To characterize molecular-genetic changes in the 22q11 region of patients with conotruncal and non-conotruncal heart defects we evaluated 35 patients, 21 with Tetralogy of Fallot (TOF) and 14 with other right ventricular defects (non TOF). DNA was isolated from tissues removed at corrective heart surgery and analyzed by PCR and gel electrophoresis for homo – or heterozygosity of 9 markers of polymorphic short tandem repeats (STRs) along the 22q11 region. DNA isolated from the blood of 45 health individuals represented the general population (GP). Of the 21 TOF patients, 5 were homozygous for 2, 5 for 3, 1 for 3, 1 for 5, and 2 for 8 consecutive markers. Six of the 14 non-TOF patients were homozygous for 2 consecutive markers.

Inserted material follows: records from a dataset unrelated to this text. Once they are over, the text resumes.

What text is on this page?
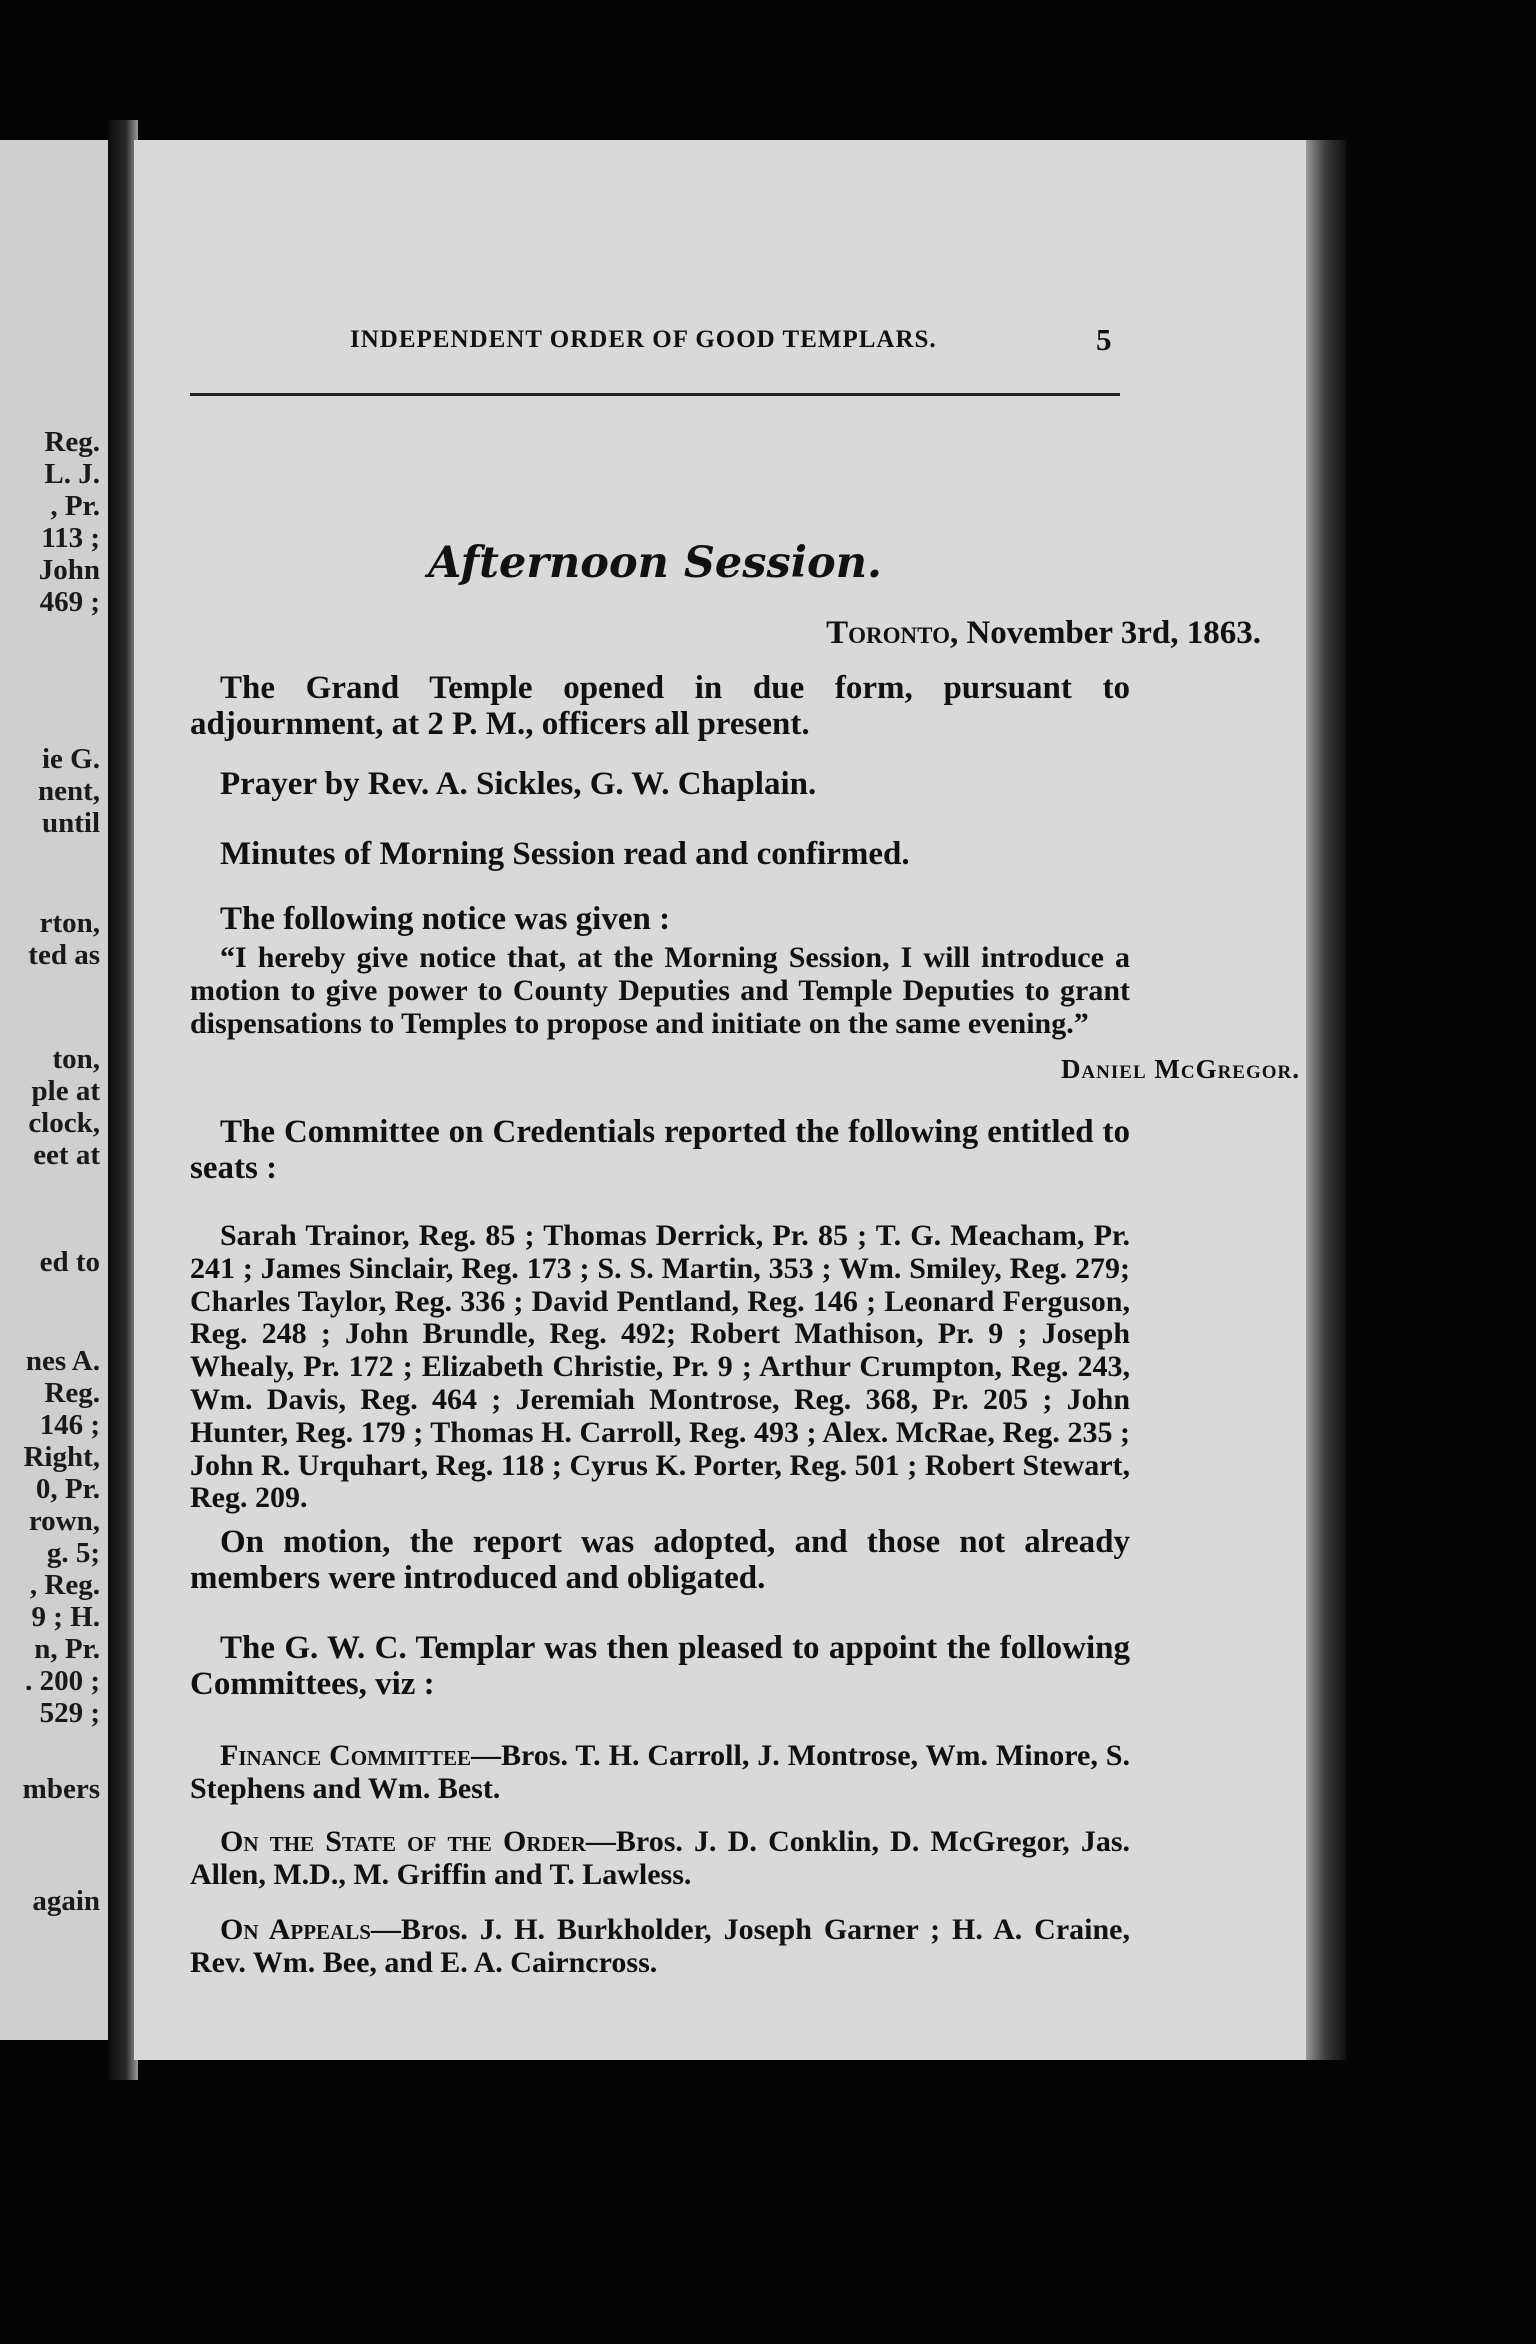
Reg.
L. J.
, Pr.
113 ;
John
469 ;

ie G.
nent,
until

rton,
ted as

ton,
ple at
clock,
eet at

ed to

nes A.
Reg.
146 ;
Right,
0, Pr.
rown,
g. 5;
, Reg.
9 ; H.
n, Pr.
. 200 ;
529 ;

mbers

again

INDEPENDENT ORDER OF GOOD TEMPLARS.	5

Afternoon Session.

Toronto, November 3rd, 1863.

The Grand Temple opened in due form, pursuant to adjournment, at 2 P. M., officers all present.

Prayer by Rev. A. Sickles, G. W. Chaplain.

Minutes of Morning Session read and confirmed.

The following notice was given :

“I hereby give notice that, at the Morning Session, I will introduce a motion to give power to County Deputies and Temple Deputies to grant dispensations to Temples to propose and initiate on the same evening.”

Daniel McGregor.

The Committee on Credentials reported the following entitled to seats :

Sarah Trainor, Reg. 85 ; Thomas Derrick, Pr. 85 ; T. G. Meacham, Pr. 241 ; James Sinclair, Reg. 173 ; S. S. Martin, 353 ; Wm. Smiley, Reg. 279; Charles Taylor, Reg. 336 ; David Pentland, Reg. 146 ; Leonard Ferguson, Reg. 248 ; John Brundle, Reg. 492; Robert Mathison, Pr. 9 ; Joseph Whealy, Pr. 172 ; Elizabeth Christie, Pr. 9 ; Arthur Crumpton, Reg. 243, Wm. Davis, Reg. 464 ; Jeremiah Montrose, Reg. 368, Pr. 205 ; John Hunter, Reg. 179 ; Thomas H. Carroll, Reg. 493 ; Alex. McRae, Reg. 235 ; John R. Urquhart, Reg. 118 ; Cyrus K. Porter, Reg. 501 ; Robert Stewart, Reg. 209.

On motion, the report was adopted, and those not already members were introduced and obligated.

The G. W. C. Templar was then pleased to appoint the following Committees, viz :

Finance Committee—Bros. T. H. Carroll, J. Montrose, Wm. Minore, S. Stephens and Wm. Best.

On the State of the Order—Bros. J. D. Conklin, D. McGregor, Jas. Allen, M.D., M. Griffin and T. Lawless.

On Appeals—Bros. J. H. Burkholder, Joseph Garner ; H. A. Craine, Rev. Wm. Bee, and E. A. Cairncross.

The frequency of heterozygocity of each marker is summarized in the table:| Marker | 420 | 1638 | 1648 | 941 | 944 | COMT | 264 | 311 | 278 |
| TOF | 0.91 | 0.81 | 0.29b | 0.43a | 0.33b | 0.57 | 0.81 | 0.76 | 0.81 |
| Non-TOF | 0.93 | 0.86 | 0.50 | 0.79 | 0.50 | 0.71 | 0.79 | 0.93 | 0.79 |
| GP | 0.77 | 0.89 | 0.53 | 0.68 | 0.68 | 0.52 | 0.88c | 0.74c | 0.78c |
These findings support an association between congenital heart defects and deletions in 22p11, indicating a specific region between markers D22S1638 and COMT. Namely, distal to the locus of the frequently studied N25/D22S75 FISH (fluorescence in situ hybridization) market.
Our study demonstrates the usefulness of STR polymorphism in characterizing genetic alterations in congenital heart defects and suggests a specific region that may harbor TOF susceptibility genes.